In fact, there are a series of studies relating SAPs to deterioration in child and maternal health, because SAPs “undermine access to quality and affordable healthcare and adversely impact upon social determinants of health, such as income and food availability” (Thomson et al. 2017: 1). When a government must reduce the amount of money it spends, that means it has less funds available to fund hospitals, medicine, access to sanitation, clean water and food. Coordination to prevent and combat disease outbreaks becomes more difficult. Health workers might also see their wages being reduced, which gives them incentives to move elsewhere, leading to a (-> Brain drain) (ibid.: 11-12). In conclusion, the overall effect is a deterioration in health services, leading to more deaths.
According to Ruy Marini, the hierarchization of emerging capitalist countries created median capitalist powers with average capital accumulation, such as Brazil or Mexico, which then developed into sub-imperialist powers (2011: 193). Marini defines sub-imperialism as the form assumed by the dependent economies when they reach the stage of monopolies and financial capital (ibid.: 208). Furthermore, sub-imperialism implies the exercise of a relatively autonomous expansionist policy, which is not only accompanied by a greater integration into the imperialist productive system but is maintained within the framework of the hegemony exercised by imperialism on an international scale (ibid.). This means that sub-imperialist nations are relatively industrialized and seek to expand their power. Nevertheless, they still find themselves under influence of imperialist forces and are merely integrated into the imperialist production system, without opposing the global hegemons. Ramon C. Vilarino in a lecture about Paraguay’s independence described sub-imperialism as “outsourced imperialism”, meaning that imperialist powers were exerting their influence in other nations via a third (sub-imperialist) country (Casas Vilarino 2011).
When explaining the relationship between Argentina, Brazil and Paraguay, Eduardo Galeano depicts the consequences of the Paraguayan War from 1864-1870 and sub-imperialism. The Paraguayan people were exterminated, as “only less than one sixth” of the population survived in 1870. The Brazilian Empire captured 20,000 square miles of territory and many war prisoners, which were sent to work as slaves. Argentina captured an additional 36,000 square miles of land.
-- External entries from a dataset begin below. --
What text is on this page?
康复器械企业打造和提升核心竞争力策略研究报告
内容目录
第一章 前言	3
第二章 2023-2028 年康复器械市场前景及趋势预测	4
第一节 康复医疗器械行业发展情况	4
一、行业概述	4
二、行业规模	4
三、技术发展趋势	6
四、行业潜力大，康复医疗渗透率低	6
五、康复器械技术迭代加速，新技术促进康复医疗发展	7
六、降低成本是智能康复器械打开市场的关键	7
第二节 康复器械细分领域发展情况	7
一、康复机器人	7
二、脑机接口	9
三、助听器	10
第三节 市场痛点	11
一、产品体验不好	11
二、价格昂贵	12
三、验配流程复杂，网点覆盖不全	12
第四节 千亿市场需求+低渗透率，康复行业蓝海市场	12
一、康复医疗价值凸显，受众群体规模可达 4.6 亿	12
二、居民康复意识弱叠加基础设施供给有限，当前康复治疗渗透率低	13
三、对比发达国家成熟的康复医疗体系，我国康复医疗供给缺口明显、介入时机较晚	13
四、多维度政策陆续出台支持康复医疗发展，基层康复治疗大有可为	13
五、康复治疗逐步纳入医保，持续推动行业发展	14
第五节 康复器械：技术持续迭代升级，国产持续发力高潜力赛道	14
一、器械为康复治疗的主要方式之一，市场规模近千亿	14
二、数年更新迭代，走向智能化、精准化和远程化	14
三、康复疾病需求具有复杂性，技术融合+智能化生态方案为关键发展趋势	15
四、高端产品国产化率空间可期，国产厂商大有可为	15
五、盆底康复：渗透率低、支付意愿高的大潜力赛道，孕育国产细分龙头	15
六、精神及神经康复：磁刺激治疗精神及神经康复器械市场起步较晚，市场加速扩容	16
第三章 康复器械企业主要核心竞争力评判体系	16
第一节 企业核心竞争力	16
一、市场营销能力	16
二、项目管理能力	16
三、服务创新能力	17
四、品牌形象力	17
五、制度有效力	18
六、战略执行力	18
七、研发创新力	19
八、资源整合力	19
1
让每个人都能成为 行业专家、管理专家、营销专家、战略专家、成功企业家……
They occupied Paraguay, implemented free trade policies and installed “puppet governments”. Nevertheless, Argentina and Brazil had taken out loans from British banks to finance their war against Paraguay, and with their bankruptcy at the end of the battles, they found themselves in a situation of “deepened dependency on Britain” (Galeano 1997: 193–194). While Brazil and Argentina suffered under imperialist powers themselves, Paraguay had the “double-burden of imperialism and sub-imperialism”, as it was basically a “colony of other colonies” (ibid.: 194–195). Galeano cites further examples of sub-imperialism, like when “Paraguay gave Brazil an oil concession on its territory, but the fuel distribution and petrochemical business in Brazil is in U.S. hands” (ibid.: 195).